Create stateless workloads

Stateless applications are applications that do not use the persistent storage of a user cluster to store data or application state. Instead, data and application state are stored with the client, which makes stateless applications more scalable. For example, for a stateless frontend application, you deploy multiple replicas to increase its availability and scale down when demand is low. In this case, the replicas don't need unique identities.

Before you begin

To run commands against a user cluster, ensure you have the following resources:

  1. Locate the user cluster name, or ask your Platform Administrator what the cluster name is.

  2. Sign in and generate the kubeconfig file for the user cluster if you don't have one.

  3. Use the kubeconfig path of the user cluster to replace USER_CLUSTER_KUBECONFIG in these instructions.

To get the required permissions to create stateless workloads, ask your Organization IAM Admin to grant you the Namespace Admin role.

Create a deployment

You create a deployment by writing a Deployment manifest and running kubectl apply to create the resource. This method also retains updates made to live resources without merging the changes back into the manifest files.

To create a Deployment from its manifest file, run:

kubectl --kubeconfig USER_CLUSTER_KUBECONFIG \
    apply -f - <<EOF
apiVersion: apps/v1
kind: Deployment
metadata:
  name: DEPLOYMENT_NAME
spec:
  replicas: NUMBER_OF_REPLICAS
  selector:
    matchLabels:
      run: APP_NAME
  template:
    metadata:
      labels: # The labels given to each pod in the deployment, which are used
              # to manage all pods in the deployment.
        run: APP_NAME
    spec: # The pod specification, which defines how each pod runs in the deployment.
      containers:
      - name: CONTAINER_NAME
        image: CONTAINER_IMAGE
EOF

Replace the following:

  • USER_CLUSTER_KUBECONFIG: the kubeconfig file for the user cluster to which you're deploying container workloads.

  • DEPLOYMENT_NAME: the kubeconfig file for the user cluster to which you're deploying container workloads.

  • APP_NAME: the name of the application to run within the deployment.

  • NUMBER_OF_REPLICAS: the number of replicated Pod objects that the deployment manages.

  • CONTAINER_NAME: the name of the container.

  • CONTAINER_IMAGE: the name of the container image.
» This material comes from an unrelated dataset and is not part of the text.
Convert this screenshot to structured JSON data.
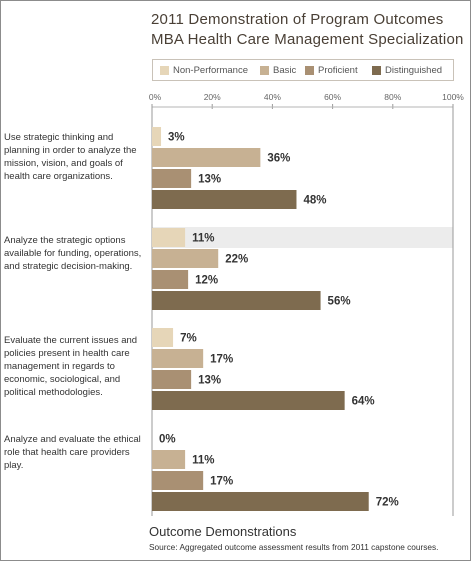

You must include the container registry path and version of the image, such as REGISTRY_PATH/hello-app:1.0.

For example:

apiVersion: apps/v1
kind: Deployment
metadata:
  name: my-app
spec:
  replicas: 3
  selector:
    matchLabels:
      run: my-app
  template:
    metadata:
      labels:
        run: my-app
    spec:
      containers:
      - name: hello-app
        image: REGISTRY_PATH/hello-app:1.0

You can also use kubectl apply -f DIRECTORY to create new objects defined by manifest files stored in a directory.